- Born: March 18, 1965 (age 61) Maywood, California
- Education: University of California, Santa Cruz and University of California, Berkeley
- Occupations: Film maker, social worker, resource wrangler

= Dawn Valadez =

American documentary filmmaker

Dawn Valadez (born March 18, 1965) is a Mexican-American documentary filmmaker and fundraiser based in the San Francisco Bay Area in California. She directed and produced the documentary film, Going On 13 (2008) and co-directed The Pushouts.

== Education ==
Valadez attended University of California, Santa Cruz (UCSC) where she received a women's studies and psychology degree (1988). She also attended University of California, Berkeley where she received a master's degree in social welfare (1992).

== Career ==
Valadez's focus is social work, capacity building for non-profit organizations, and advocating for underrepresented groups such as people of color, low-income people, women, LGBT communities, and youth. She co-founded the Bay Area Youth Agency Consortium (BAYAC) one of the original independent AmeriCorps programs in the SF Bay Area. She previously worked at Girls Inc., Davis Street Family Resource Center, REACH Ashland Youth Center. She was a board member of the San Leandro Political Action Committee for Excellence, and the San Leandro Education Foundation. She is a former board member of BAVC Media (Bay Area Video Coalition). Dawn is the Director of Youth and Artistic Development at BAVC Media.

== Filmography ==
- GOING ON 13 - Valadez directed and produced her first feature-length film Going on 13 (2008) with Kristy Guevara-Flanagan.
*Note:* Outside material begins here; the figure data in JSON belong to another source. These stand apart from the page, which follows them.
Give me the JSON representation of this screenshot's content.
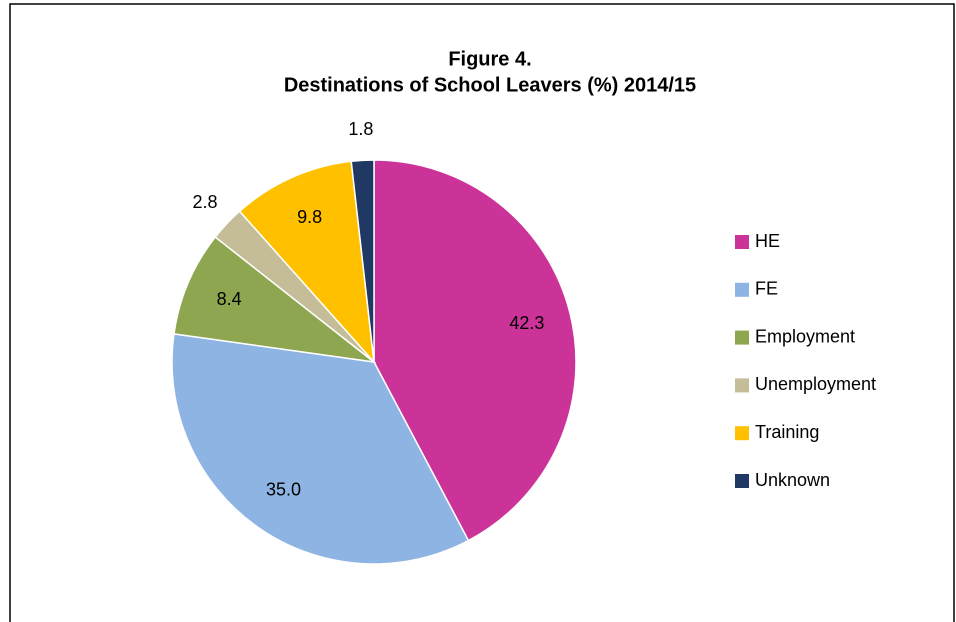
{
  "chart_data": {
    "type": "pie",
    "title": "Figure 4.",
    "subtitle": "Destinations of School Leavers (%) 2014/15",
    "categories": [
      "HE",
      "FE",
      "Employment",
      "Unemployment",
      "Training",
      "Unknown"
    ],
    "values": [
      42.3,
      35.0,
      8.4,
      2.8,
      9.8,
      1.8
    ],
    "value_labels": [
      "42.3",
      "35.0",
      "8.4",
      "2.8",
      "9.8",
      "1.8"
    ],
    "colors": [
      "#cc3399",
      "#8eb4e3",
      "#8ea64f",
      "#c4bd97",
      "#ffc000",
      "#1f3864"
    ],
    "legend": "right"
  }
}
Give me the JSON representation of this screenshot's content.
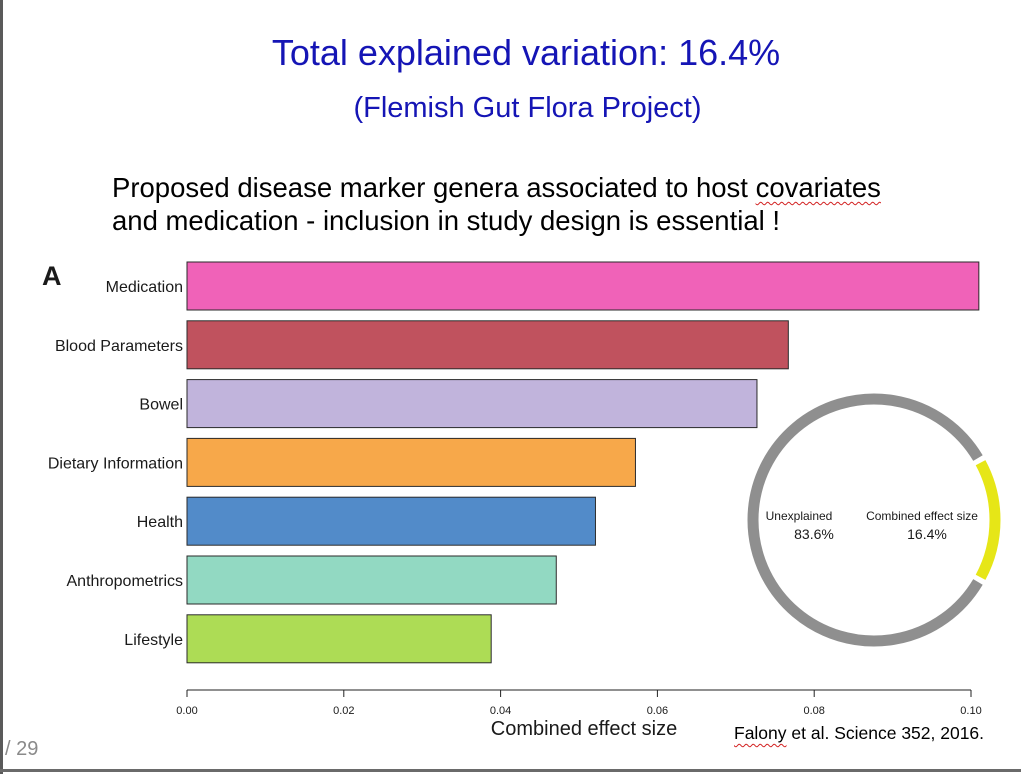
{
  "slide": {
    "title": "Total explained variation: 16.4%",
    "subtitle": "(Flemish Gut Flora Project)",
    "heading_line1_before": "Proposed disease marker genera associated to host ",
    "heading_line1_flagged": "covariates",
    "heading_line2": "and medication - inclusion in study design is essential !",
    "panel_letter": "A",
    "citation_flagged": "Falony",
    "citation_rest": " et al. Science 352, 2016.",
    "page_number": "/ 29"
  },
  "chart_data": [
    {
      "type": "bar",
      "orientation": "horizontal",
      "categories": [
        "Medication",
        "Blood Parameters",
        "Bowel",
        "Dietary Information",
        "Health",
        "Anthropometrics",
        "Lifestyle"
      ],
      "values": [
        0.101,
        0.0767,
        0.0727,
        0.0572,
        0.0521,
        0.0471,
        0.0388
      ],
      "colors": [
        "#f062b8",
        "#c0525e",
        "#c1b4dc",
        "#f7a84a",
        "#528bc9",
        "#92d9c2",
        "#addc55"
      ],
      "xlabel": "Combined effect size",
      "ylabel": "",
      "xlim": [
        0,
        0.1
      ],
      "xticks": [
        "0.00",
        "0.02",
        "0.04",
        "0.06",
        "0.08",
        "0.10"
      ],
      "grid": false
    },
    {
      "type": "pie",
      "style": "ring",
      "slices": [
        {
          "label": "Unexplained",
          "value_label": "83.6%",
          "value": 83.6,
          "color": "#8f8f8f"
        },
        {
          "label": "Combined effect size",
          "value_label": "16.4%",
          "value": 16.4,
          "color": "#e6e617"
        }
      ]
    }
  ]
}
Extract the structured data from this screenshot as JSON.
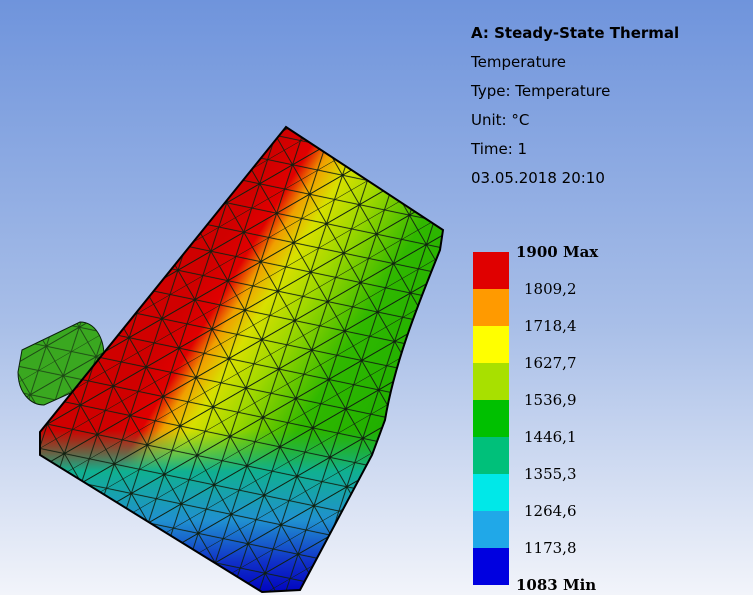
{
  "header": {
    "title": "A: Steady-State Thermal",
    "lines": [
      "Temperature",
      "Type: Temperature",
      "Unit: °C",
      "Time: 1",
      "03.05.2018 20:10"
    ]
  },
  "legend": {
    "labels": [
      "1900 Max",
      "1809,2",
      "1718,4",
      "1627,7",
      "1536,9",
      "1446,1",
      "1355,3",
      "1264,6",
      "1173,8",
      "1083 Min"
    ],
    "colors": [
      "#e00000",
      "#ff9a00",
      "#ffff00",
      "#a8e000",
      "#00c000",
      "#00c07a",
      "#00e8e8",
      "#20a8e8",
      "#0000e0"
    ]
  }
}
It was funded by CalHumanities, Public Broadcasting, and ITVS. The film premiered on September 1, 2009. It was the winner of Best Documentary at LA Femme Film Festival 2008, Best Documentary at Broad Humor Film Festival 2009, and the Cine Golden Eagle Award 2008. The documentary explores the lives of four young girls of color in the Bay Area, Ariana, Isha, Rosie, and Esme and follows their stories from the ages of 9 to 13. The film captures the girls' transition from being a child to becoming a young woman, their struggles with family matters, self identity, and everyday life.
- THE PUSHOUTS - Valadez co-directed and produced The Pushouts (2018), a documentary about Victor Rios, who at one point was a teenager involved in gangs, but is now a well-appreciated university professor. The film explores breaking the school-to-prison pipeline.